For some reason, bologna seems to be a controversial food. I happen to like it, and so do many of the people here and around the country, so this recipe is for you. For those who aren't fans, no worries, you can plug in another protein, but this one is awesome, just the way it is. Bologna comes in many different mediums like pork and chicken, beef, chicken, beef and pork, beef, chicken and turkey etc...and some are better, much better than others. With some on hand ingredients and a little chopping, you can stave off hunger and enjoy a deconstructed Bologna sandwich, with all the components of a country store version, all in one bite.
Recipe:
3 large eggs, beaten with a splash of milk or water
3 oz. red ring Bologna, cut into small chunks, from the roll
Sharp Cheddar Cheese, shredded
1 oz. Hoop cheese, small dice
1/4 c. diced tomato
1 green onion, trimmed and sliced, white and green parts
Olive oil for drizzling
1 pat of butter
SPST
Over medium high heat, in a medium pan, sauté the bologna chunks in a pan drizzled with olive oil and the 1/2 pat of butter.
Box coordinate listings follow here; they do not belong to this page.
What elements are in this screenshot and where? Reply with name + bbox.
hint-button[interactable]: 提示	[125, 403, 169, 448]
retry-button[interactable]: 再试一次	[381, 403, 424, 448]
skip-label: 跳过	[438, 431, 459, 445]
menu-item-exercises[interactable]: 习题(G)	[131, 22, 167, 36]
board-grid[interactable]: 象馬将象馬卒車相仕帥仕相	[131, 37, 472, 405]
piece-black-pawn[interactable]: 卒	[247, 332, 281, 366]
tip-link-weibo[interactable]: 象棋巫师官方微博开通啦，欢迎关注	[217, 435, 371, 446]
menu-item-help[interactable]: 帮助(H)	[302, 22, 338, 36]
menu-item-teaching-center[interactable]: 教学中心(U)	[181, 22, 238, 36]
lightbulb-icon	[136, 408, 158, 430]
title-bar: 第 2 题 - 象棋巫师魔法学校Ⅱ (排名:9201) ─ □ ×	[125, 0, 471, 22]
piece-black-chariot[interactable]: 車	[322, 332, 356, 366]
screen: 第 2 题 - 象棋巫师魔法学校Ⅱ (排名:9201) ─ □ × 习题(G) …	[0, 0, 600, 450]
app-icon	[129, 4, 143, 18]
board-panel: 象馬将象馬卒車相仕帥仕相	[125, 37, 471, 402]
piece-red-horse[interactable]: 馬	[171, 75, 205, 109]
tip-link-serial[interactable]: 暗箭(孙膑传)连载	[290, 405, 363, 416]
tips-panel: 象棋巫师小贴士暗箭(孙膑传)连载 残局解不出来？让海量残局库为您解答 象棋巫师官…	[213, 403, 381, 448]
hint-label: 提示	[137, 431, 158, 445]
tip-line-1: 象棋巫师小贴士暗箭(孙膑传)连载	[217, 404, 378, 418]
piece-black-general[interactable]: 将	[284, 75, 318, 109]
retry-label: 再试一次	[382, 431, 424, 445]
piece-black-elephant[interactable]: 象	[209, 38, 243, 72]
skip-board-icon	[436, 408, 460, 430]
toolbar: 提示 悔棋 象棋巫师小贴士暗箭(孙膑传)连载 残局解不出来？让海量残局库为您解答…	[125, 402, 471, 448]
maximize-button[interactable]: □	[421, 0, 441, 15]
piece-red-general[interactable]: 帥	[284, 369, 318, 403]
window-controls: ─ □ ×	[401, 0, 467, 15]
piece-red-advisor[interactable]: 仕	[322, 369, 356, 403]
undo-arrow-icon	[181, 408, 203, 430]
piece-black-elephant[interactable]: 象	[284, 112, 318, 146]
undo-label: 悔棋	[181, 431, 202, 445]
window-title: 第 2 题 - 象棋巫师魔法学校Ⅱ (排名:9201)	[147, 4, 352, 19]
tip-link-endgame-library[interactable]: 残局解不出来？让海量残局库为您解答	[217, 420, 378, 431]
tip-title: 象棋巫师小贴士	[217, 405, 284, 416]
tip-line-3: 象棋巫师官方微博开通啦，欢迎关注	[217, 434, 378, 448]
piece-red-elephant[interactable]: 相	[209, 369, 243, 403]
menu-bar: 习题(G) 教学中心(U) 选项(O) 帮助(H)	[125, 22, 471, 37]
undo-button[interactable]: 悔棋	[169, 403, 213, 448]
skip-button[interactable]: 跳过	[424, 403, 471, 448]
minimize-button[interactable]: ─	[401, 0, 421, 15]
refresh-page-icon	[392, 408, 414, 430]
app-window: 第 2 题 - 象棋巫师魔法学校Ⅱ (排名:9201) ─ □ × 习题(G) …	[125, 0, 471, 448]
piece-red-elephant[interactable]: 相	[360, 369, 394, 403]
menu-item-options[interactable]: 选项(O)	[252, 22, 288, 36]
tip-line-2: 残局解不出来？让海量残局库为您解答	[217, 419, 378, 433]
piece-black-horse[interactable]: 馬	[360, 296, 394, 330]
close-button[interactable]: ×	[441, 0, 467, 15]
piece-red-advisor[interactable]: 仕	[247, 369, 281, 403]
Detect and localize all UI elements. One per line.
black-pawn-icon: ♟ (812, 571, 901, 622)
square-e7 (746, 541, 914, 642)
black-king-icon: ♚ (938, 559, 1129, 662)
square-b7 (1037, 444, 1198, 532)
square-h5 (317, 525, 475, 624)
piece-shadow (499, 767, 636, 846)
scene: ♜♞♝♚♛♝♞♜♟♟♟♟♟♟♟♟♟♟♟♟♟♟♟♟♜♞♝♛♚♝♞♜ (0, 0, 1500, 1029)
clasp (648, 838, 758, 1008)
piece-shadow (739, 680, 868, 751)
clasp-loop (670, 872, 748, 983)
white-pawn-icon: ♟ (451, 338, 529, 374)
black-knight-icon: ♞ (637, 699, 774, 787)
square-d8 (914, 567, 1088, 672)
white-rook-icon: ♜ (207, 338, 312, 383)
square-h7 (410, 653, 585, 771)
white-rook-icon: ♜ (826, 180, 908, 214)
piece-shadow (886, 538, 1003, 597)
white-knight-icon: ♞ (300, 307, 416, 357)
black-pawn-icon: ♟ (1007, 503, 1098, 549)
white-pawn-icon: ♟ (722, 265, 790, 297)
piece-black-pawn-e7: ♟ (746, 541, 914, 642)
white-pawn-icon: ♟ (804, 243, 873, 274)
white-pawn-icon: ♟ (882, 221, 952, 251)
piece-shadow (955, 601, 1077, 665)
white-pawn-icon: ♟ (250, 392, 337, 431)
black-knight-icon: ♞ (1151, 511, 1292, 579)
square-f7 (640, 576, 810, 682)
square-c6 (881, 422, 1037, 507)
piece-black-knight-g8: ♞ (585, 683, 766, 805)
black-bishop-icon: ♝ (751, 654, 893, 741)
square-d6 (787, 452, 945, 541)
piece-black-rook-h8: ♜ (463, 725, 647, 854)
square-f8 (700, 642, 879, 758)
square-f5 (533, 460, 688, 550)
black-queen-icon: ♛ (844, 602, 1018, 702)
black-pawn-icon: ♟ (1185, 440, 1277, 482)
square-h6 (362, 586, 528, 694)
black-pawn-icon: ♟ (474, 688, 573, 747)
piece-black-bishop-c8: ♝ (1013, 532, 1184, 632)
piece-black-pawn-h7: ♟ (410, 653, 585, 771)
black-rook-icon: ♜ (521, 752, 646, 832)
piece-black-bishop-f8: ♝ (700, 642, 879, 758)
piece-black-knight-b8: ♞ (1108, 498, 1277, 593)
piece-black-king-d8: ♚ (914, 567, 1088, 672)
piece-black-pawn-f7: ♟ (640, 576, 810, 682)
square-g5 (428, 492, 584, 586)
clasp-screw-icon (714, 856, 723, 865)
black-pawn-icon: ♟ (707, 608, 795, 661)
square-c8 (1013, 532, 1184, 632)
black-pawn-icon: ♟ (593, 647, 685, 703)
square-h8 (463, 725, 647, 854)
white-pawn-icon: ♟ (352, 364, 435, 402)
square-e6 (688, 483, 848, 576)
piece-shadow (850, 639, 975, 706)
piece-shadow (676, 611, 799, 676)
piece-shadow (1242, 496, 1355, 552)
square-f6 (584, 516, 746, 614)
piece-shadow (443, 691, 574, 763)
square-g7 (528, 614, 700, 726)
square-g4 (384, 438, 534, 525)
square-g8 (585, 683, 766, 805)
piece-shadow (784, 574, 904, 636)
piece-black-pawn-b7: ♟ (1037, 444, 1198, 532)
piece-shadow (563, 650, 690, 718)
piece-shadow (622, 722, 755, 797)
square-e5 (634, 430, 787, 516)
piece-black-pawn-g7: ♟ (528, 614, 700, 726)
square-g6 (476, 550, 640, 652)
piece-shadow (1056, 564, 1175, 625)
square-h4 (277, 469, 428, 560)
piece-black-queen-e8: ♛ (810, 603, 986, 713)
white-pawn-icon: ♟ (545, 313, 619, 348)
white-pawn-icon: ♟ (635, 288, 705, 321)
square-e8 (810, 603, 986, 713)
Sauté until showing signs of browning on the sides and add green onion.
Cook until fragrant, about 2 minutes and remove from pan.
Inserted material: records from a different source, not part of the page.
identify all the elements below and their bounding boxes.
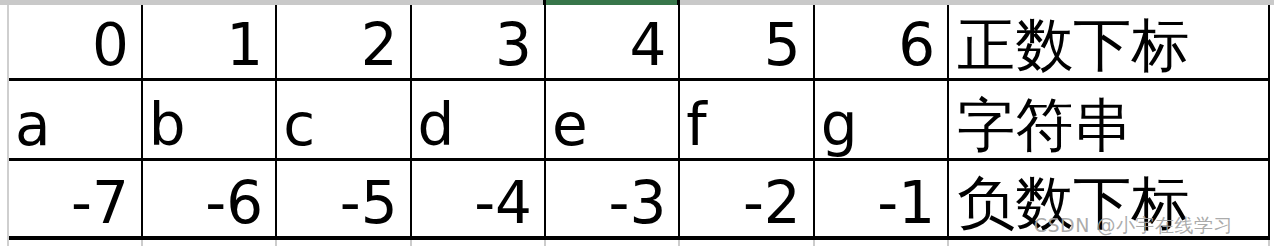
row-label-string[interactable]: 字符串 [949,81,1270,161]
cell-r0c6[interactable]: 6 [815,5,949,81]
cell-r0c3[interactable]: 3 [412,5,546,81]
gridline-stub [947,240,949,246]
cell-r1c0[interactable]: a [9,81,143,161]
cell-r2c2[interactable]: -5 [277,161,411,240]
gridline-stub [1268,240,1270,246]
cell-r1c3[interactable]: d [412,81,546,161]
cell-r2c6[interactable]: -1 [815,161,949,240]
gridline-stub [544,240,546,246]
cell-r1c6[interactable]: g [815,81,949,161]
cell-r2c1[interactable]: -6 [143,161,277,240]
string-index-table: 0 1 2 3 4 5 6 正数下标 a b c d e f g 字符串 -7 … [9,5,1270,240]
cell-r1c1[interactable]: b [143,81,277,161]
cell-r0c2[interactable]: 2 [277,5,411,81]
cell-r2c5[interactable]: -2 [680,161,814,240]
cell-r1c5[interactable]: f [680,81,814,161]
gridline-stub [410,240,412,246]
cell-r2c3[interactable]: -4 [412,161,546,240]
cell-r0c0[interactable]: 0 [9,5,143,81]
cell-r1c2[interactable]: c [277,81,411,161]
cell-r2c4[interactable]: -3 [546,161,680,240]
cell-r2c0[interactable]: -7 [9,161,143,240]
cell-r0c4[interactable]: 4 [546,5,680,81]
spreadsheet-region: 0 1 2 3 4 5 6 正数下标 a b c d e f g 字符串 -7 … [0,0,1274,246]
cell-r0c1[interactable]: 1 [143,5,277,81]
gridline-stub [813,240,815,246]
row-label-positive-index[interactable]: 正数下标 [949,5,1270,81]
gridline-stub [141,240,143,246]
gridline-stub [275,240,277,246]
cell-r1c4[interactable]: e [546,81,680,161]
csdn-watermark: CSDN @小宇在线学习 [1034,213,1233,239]
gridline-stub [678,240,680,246]
cell-r0c5[interactable]: 5 [680,5,814,81]
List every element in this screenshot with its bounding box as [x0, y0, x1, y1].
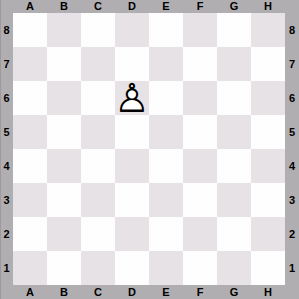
square-a1[interactable]	[13, 251, 47, 285]
rank-label-7: 7	[285, 47, 299, 81]
square-a3[interactable]	[13, 183, 47, 217]
file-label-c: C	[81, 285, 115, 299]
square-f3[interactable]	[183, 183, 217, 217]
square-g3[interactable]	[217, 183, 251, 217]
square-e2[interactable]	[149, 217, 183, 251]
file-label-b: B	[47, 285, 81, 299]
square-b1[interactable]	[47, 251, 81, 285]
file-label-b: B	[47, 0, 81, 13]
file-label-g: G	[217, 285, 251, 299]
square-d5[interactable]	[115, 115, 149, 149]
square-d3[interactable]	[115, 183, 149, 217]
square-f5[interactable]	[183, 115, 217, 149]
square-a5[interactable]	[13, 115, 47, 149]
rank-label-1: 1	[0, 251, 13, 285]
white-pawn-outline-glyph: ♙	[115, 81, 149, 115]
rank-label-5: 5	[285, 115, 299, 149]
file-labels-top: ABCDEFGH	[13, 0, 285, 13]
rank-label-8: 8	[285, 13, 299, 47]
square-d6[interactable]: ♟♙	[115, 81, 149, 115]
file-label-g: G	[217, 0, 251, 13]
file-label-h: H	[251, 285, 285, 299]
file-label-a: A	[13, 0, 47, 13]
square-f6[interactable]	[183, 81, 217, 115]
square-h2[interactable]	[251, 217, 285, 251]
square-c4[interactable]	[81, 149, 115, 183]
square-b3[interactable]	[47, 183, 81, 217]
square-g8[interactable]	[217, 13, 251, 47]
square-c5[interactable]	[81, 115, 115, 149]
square-f8[interactable]	[183, 13, 217, 47]
square-d4[interactable]	[115, 149, 149, 183]
square-e1[interactable]	[149, 251, 183, 285]
square-b7[interactable]	[47, 47, 81, 81]
file-label-h: H	[251, 0, 285, 13]
rank-label-4: 4	[285, 149, 299, 183]
file-label-f: F	[183, 285, 217, 299]
square-c1[interactable]	[81, 251, 115, 285]
square-b6[interactable]	[47, 81, 81, 115]
square-b4[interactable]	[47, 149, 81, 183]
square-c8[interactable]	[81, 13, 115, 47]
square-g5[interactable]	[217, 115, 251, 149]
square-e3[interactable]	[149, 183, 183, 217]
file-label-f: F	[183, 0, 217, 13]
rank-label-8: 8	[0, 13, 13, 47]
square-c7[interactable]	[81, 47, 115, 81]
square-b5[interactable]	[47, 115, 81, 149]
square-a7[interactable]	[13, 47, 47, 81]
square-e7[interactable]	[149, 47, 183, 81]
rank-label-3: 3	[0, 183, 13, 217]
square-h4[interactable]	[251, 149, 285, 183]
square-d1[interactable]	[115, 251, 149, 285]
square-c6[interactable]	[81, 81, 115, 115]
square-e4[interactable]	[149, 149, 183, 183]
square-h1[interactable]	[251, 251, 285, 285]
file-label-a: A	[13, 285, 47, 299]
rank-labels-right: 87654321	[285, 13, 299, 285]
rank-label-5: 5	[0, 115, 13, 149]
board-grid: ♟♙	[13, 13, 285, 285]
file-label-e: E	[149, 285, 183, 299]
square-b8[interactable]	[47, 13, 81, 47]
rank-label-6: 6	[0, 81, 13, 115]
rank-label-3: 3	[285, 183, 299, 217]
square-g1[interactable]	[217, 251, 251, 285]
rank-label-4: 4	[0, 149, 13, 183]
square-f4[interactable]	[183, 149, 217, 183]
rank-label-2: 2	[285, 217, 299, 251]
square-f7[interactable]	[183, 47, 217, 81]
file-label-d: D	[115, 285, 149, 299]
square-g6[interactable]	[217, 81, 251, 115]
file-label-c: C	[81, 0, 115, 13]
square-c2[interactable]	[81, 217, 115, 251]
square-h3[interactable]	[251, 183, 285, 217]
square-a6[interactable]	[13, 81, 47, 115]
square-h5[interactable]	[251, 115, 285, 149]
square-b2[interactable]	[47, 217, 81, 251]
file-labels-bottom: ABCDEFGH	[13, 285, 285, 299]
white-pawn[interactable]: ♟♙	[115, 81, 149, 115]
square-f2[interactable]	[183, 217, 217, 251]
square-a4[interactable]	[13, 149, 47, 183]
square-e6[interactable]	[149, 81, 183, 115]
rank-label-1: 1	[285, 251, 299, 285]
chess-board-window: ABCDEFGH ABCDEFGH 87654321 87654321 ♟♙	[0, 0, 299, 299]
file-label-d: D	[115, 0, 149, 13]
square-h8[interactable]	[251, 13, 285, 47]
square-g2[interactable]	[217, 217, 251, 251]
square-d8[interactable]	[115, 13, 149, 47]
square-d2[interactable]	[115, 217, 149, 251]
rank-label-6: 6	[285, 81, 299, 115]
square-g7[interactable]	[217, 47, 251, 81]
square-h6[interactable]	[251, 81, 285, 115]
file-label-e: E	[149, 0, 183, 13]
square-h7[interactable]	[251, 47, 285, 81]
square-g4[interactable]	[217, 149, 251, 183]
square-a2[interactable]	[13, 217, 47, 251]
square-f1[interactable]	[183, 251, 217, 285]
rank-label-2: 2	[0, 217, 13, 251]
square-e8[interactable]	[149, 13, 183, 47]
square-c3[interactable]	[81, 183, 115, 217]
rank-label-7: 7	[0, 47, 13, 81]
rank-labels-left: 87654321	[0, 13, 13, 285]
square-e5[interactable]	[149, 115, 183, 149]
square-a8[interactable]	[13, 13, 47, 47]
Wipe pan clean and drizzle again with olive oil and add remaining butter.
Pour beaten eggs into pan, and swirl around to coat bottom.
Using a rubber spatula, push the curds inward in the pan, so all the liquid egg comes in contact with the bottom of the pan.
Shake pan back and forth, often.
Reduce heat to medium, and continue with spatula, going around outer edges as well.
Sprinkle Hoop Cheese dice on one side.
Sprinkle entire omelette with cheese.
Add filling to one side of omelette.
Spread tomatoes atop filling.
SPST (Salt and Pepper to Suit Taste)
Angle the pan and flip the light side onto the other side.
Garnish with more cheese if desired.
Serve Immediately.
Makes 1 hearty omelette or 2 portions for sharing.
I served this omelette with pancakes with fresh blueberries and pure Maple Syrup.